Reveille VIII, the collie mascot at Texas A&M University, sent a letter that read: “Jack, I was saddened to hear of your recent injury. As a fellow mascot I understand all the occupational hazards that come with the territory of representing your beloved University.” Jack posted the letter to his Facebook page, which filled with well wishes.

Georgetown sports teams and fans have long searched for something other than an ambiguous Hoya to rally around. In the 1960s, sports editors at the student newspaper argued that Georgetown needed a tenacious bulldog as its mascot. They raised $150 to purchase a dog they wanted to call “Hoya.” But the dog would answer only to “Jack.”
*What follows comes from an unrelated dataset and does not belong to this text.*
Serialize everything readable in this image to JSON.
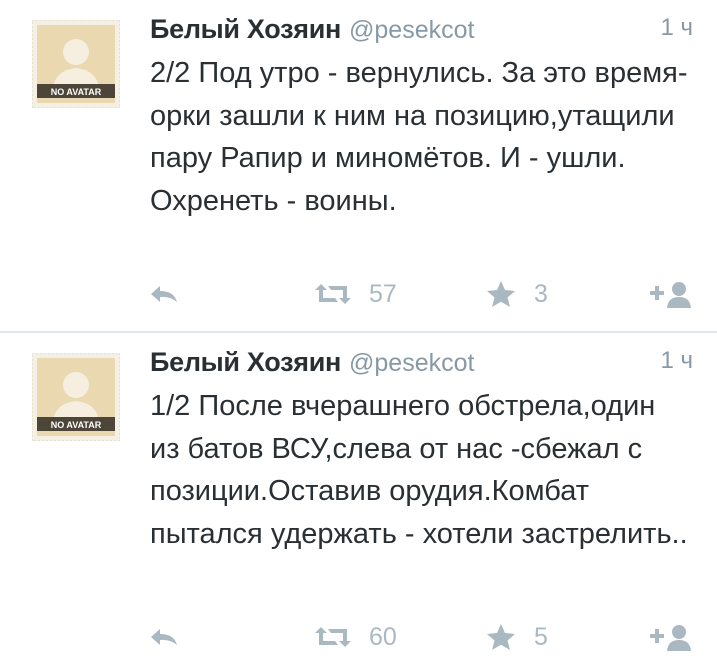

It was the start of a tradition.

After the first Jack, decades passed without a dog living on campus, though a student in a fuzzy bulldog costume would prance along the sidelines at games. A second Jack arrived in 1999, only to follow his caretaker to another university in 2003. The current Jack arrived at Georgetown in July 2003.

Jack’s roommate, Steck, quickly found that it was difficult to juggle his professional career (he was recently named chairman of the theology department) with Jack’s mascot career. He organized the Jack Crew, a team of about 20 students who manage Jack’s social calendar, take him for walks and decorate boxes for him to destroy. There’s a semester-long waiting list for volunteers.

Jack’s fame quickly soared. In 2009, the American Kennel Club released a ranking of top dogs in pop culture: Snoopy was No. 1, Georgetown’s Jack was No. 8 and Family Guy’s Brian Griffin was No. 10.

Meanwhile, the basketball team had a similar ascent. During Jack’s tenure, the Georgetown men’s basketball team has made it to the Big Dance six times, including a Final Four appearance in 2007.

As Jack started showing his age, the parents of two Georgetown students offered up a bulldog puppy they had bred. Steck traveled to California to pick up J.J. and drive him back to Washington, stopping along the way to meet alumni.

Upon the puppy’s arrival, hundreds of students and the pep band welcomed him with a collar-bestowing ceremony and a song written in his honor, with the refrain: “Hey, hey, J.J. We wanna know if you’ll be our dog.”

The university circulated a photo of the two celebrities, Jack looking straight at the camera as J.J. stared admiringly at the older dog. The puppy imitates everything the seasoned mascot does.

This week, the Jack Crew leaders, Schadler and Sosa, met to discuss Midnight Madness. They both agreed that J.J. still isn’t yet skilled enough at box shredding.

“It’s just not like Jack, who tears it up to shreds, until there’s nothing left,” Schadler said.

Instead, J.J. adores balloons — something the students discovered during Homecoming, when J.J. became enamored with a bunch of blue balloons.

“He started jumping up and popping them,” Sosa said. “It was really cute.”

The plan for Friday night: J.J. will attack a huge pile of orange and blue balloons — the chosen colors of arch rival Syracuse University — and pop them all.

Well, that’s the plan anyhow. And even if J.J. gets stage fright, reliable old Jack will be there to shred a box.